Hungry Roots: How Food Communicates Appalachia’s Search for Resilience
Venue
Online (email I.Fletcher@ed.ac.uk for Teams link)Description
Abstract:
Depictions of Appalachian food culture and practices often romanticize people in the region as good, simple, and, often, white. These stereotypes are harmful to the actual people they are meant to describe as well as to those they exclude. In Hungry Roots: How Food Communicates Appalachia’s Search for Resilience, Ashli Quesinberry Stokes and Wendy Atkins-Sayre tell a more complicated story. The authors embark on a cultural tour through food and drinking establishments to investigate regional resilience in and through the plurality of traditions and communities that form the foodways of Southern Appalachia.
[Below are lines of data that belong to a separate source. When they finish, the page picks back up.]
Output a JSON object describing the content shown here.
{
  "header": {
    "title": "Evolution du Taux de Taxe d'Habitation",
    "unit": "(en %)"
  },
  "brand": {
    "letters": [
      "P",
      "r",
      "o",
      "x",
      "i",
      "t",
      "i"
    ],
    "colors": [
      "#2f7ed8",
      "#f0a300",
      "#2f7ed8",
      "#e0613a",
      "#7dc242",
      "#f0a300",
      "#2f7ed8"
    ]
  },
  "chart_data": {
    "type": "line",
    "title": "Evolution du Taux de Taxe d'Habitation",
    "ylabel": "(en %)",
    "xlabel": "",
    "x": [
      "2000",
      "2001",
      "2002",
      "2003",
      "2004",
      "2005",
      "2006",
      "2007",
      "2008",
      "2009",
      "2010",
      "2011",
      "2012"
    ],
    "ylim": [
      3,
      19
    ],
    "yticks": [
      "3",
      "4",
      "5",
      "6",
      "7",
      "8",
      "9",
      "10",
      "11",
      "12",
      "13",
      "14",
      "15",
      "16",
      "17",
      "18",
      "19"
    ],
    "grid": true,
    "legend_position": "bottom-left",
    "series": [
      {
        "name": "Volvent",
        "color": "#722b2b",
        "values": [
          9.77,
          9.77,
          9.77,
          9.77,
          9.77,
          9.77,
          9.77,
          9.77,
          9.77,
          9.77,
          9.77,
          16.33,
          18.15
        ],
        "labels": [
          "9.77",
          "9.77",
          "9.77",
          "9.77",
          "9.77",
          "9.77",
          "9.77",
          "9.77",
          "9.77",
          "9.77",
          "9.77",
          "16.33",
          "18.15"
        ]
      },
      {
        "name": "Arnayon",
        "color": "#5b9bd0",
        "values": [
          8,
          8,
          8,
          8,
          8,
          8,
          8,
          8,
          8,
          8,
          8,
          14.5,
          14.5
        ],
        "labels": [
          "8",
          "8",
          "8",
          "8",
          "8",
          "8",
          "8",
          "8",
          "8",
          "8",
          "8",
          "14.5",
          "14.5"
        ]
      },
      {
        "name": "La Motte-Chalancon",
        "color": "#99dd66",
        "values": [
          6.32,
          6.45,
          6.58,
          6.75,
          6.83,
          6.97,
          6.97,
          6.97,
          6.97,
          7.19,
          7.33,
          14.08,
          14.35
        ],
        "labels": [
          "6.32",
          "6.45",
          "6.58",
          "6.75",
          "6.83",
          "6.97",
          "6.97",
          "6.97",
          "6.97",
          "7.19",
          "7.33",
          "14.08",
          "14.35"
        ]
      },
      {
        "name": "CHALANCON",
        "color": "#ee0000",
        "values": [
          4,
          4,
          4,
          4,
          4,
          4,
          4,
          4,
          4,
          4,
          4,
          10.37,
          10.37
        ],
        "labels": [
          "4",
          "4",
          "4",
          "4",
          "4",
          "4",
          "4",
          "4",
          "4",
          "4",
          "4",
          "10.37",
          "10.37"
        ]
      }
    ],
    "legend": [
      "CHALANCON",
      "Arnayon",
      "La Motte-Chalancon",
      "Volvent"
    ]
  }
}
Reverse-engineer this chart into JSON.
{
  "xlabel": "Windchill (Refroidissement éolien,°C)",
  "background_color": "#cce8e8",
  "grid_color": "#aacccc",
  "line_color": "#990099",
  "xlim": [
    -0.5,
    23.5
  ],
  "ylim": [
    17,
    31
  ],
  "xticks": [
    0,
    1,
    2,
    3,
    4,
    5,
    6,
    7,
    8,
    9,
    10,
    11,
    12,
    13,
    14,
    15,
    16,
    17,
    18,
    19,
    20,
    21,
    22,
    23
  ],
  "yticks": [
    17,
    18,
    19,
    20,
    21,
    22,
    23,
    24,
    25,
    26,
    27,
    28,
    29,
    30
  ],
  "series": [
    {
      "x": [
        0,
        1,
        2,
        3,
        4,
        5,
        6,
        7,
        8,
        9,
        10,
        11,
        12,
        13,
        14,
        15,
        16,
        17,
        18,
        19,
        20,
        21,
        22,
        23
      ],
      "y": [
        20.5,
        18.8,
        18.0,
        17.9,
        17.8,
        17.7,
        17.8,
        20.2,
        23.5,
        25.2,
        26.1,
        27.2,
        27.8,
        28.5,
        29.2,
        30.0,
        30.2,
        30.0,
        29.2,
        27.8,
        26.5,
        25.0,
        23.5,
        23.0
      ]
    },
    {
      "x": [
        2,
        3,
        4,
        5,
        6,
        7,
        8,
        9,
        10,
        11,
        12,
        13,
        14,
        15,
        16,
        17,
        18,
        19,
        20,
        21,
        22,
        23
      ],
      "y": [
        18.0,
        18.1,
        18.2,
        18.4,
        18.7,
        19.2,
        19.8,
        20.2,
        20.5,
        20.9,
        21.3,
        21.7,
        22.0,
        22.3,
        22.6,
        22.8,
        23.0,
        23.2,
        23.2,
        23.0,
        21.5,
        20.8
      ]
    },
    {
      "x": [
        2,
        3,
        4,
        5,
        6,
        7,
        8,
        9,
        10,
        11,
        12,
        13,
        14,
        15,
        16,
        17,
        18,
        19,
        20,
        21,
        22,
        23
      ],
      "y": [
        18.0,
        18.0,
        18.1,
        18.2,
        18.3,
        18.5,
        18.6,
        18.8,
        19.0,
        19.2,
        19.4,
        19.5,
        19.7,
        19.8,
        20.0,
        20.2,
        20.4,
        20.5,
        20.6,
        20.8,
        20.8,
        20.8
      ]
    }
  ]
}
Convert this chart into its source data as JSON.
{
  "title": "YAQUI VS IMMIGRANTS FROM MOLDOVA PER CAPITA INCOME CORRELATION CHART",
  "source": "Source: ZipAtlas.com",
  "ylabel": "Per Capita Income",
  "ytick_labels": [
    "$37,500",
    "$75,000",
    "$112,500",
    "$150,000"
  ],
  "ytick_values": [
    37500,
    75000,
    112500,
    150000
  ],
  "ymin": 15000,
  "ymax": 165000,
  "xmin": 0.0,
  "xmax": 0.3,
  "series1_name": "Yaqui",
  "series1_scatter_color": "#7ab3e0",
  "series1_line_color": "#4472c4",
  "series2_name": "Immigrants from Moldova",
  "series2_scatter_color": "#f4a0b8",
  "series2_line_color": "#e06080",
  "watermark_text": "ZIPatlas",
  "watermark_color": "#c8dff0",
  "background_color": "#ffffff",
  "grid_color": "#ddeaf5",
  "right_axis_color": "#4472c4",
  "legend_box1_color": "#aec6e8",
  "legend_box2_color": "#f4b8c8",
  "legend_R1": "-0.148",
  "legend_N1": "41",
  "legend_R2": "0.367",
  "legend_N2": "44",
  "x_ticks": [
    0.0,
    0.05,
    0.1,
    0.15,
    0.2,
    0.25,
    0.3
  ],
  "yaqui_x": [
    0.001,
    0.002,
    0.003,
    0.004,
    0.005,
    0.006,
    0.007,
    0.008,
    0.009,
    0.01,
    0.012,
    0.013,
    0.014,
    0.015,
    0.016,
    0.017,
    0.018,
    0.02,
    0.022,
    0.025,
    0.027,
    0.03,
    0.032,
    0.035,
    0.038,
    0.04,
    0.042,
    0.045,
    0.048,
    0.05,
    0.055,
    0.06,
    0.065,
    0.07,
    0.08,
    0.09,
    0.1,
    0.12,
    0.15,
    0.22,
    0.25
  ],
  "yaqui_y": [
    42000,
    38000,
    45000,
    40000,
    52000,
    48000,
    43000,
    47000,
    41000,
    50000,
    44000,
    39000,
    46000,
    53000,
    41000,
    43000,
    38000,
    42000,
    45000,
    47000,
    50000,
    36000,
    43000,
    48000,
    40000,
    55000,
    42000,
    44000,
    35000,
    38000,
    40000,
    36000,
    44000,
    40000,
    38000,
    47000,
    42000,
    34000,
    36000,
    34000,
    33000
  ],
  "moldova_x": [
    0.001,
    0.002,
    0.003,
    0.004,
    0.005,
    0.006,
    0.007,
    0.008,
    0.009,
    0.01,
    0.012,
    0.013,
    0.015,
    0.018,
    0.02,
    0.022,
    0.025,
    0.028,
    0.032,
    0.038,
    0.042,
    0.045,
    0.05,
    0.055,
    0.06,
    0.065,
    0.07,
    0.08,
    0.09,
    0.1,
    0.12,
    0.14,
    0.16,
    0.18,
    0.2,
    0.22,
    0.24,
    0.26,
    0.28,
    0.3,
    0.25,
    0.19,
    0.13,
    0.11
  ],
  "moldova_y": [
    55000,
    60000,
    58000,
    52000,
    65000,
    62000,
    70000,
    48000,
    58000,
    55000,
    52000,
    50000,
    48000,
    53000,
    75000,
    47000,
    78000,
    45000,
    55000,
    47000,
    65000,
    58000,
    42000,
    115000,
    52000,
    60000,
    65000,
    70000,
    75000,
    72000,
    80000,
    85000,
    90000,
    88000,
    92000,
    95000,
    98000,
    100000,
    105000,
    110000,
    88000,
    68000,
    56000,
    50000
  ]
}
In this seminar, Dr Stokes takes listeners on a journey through Southern Appalachia, focusing on parts of the region most connected to her research, exploring the complex messages food communicates about the region. She will also reflect on her time as a visiting scholar at the UoE Institute for Advanced Studies in the Humanities.
Bio:
Dr Ashli Stokes is the Interim Chair of the Writing, Rhetoric, and Digital Studies Department and Professor of Communication Studies at the University of North Carolina at Charlotte. A 20-21 Fulbright Scholar, her research about communicating identity in the Southern food movement has been described as “a call to action.” She recently published Hungry Roots: How Food Communicates Appalachia's Search for Resilience, as well as City Places, Country Spaces: Rhetorical Explorations of the Urban/Rural Divide (Peter Lang), and Consuming Identity: The Role of Food in Redefining the South with Wendy Atkins-Sayre. Her research exploring intersections between identity, activism, and regions has been featured in leading academic outlets such as the Southern Communication Journal, Public Relations Inquiry, Journal of Public Interest Communications, and Journal of Public Relations Research and includes five books, while she also contributes to local and national media, such as the Smithsonian/Zocalo Public Square, Academic Minute, and NPR. Recipient of the National Communication Association Public Relations Division PRIDE Award for public relations pedagogy and the Janice Hocker Rushing Early Career Research Award from the Southern States Communication Association, Stokes has also received external funding from the North Carolina Humanities Council, National Humanities Center, and other agencies to support her research. Stokes teaches courses on Southern foodways, rhetoric, and public advocacy.
Key speakers
- Dr Ashli Stokes, University of North Carolina at Charlotte.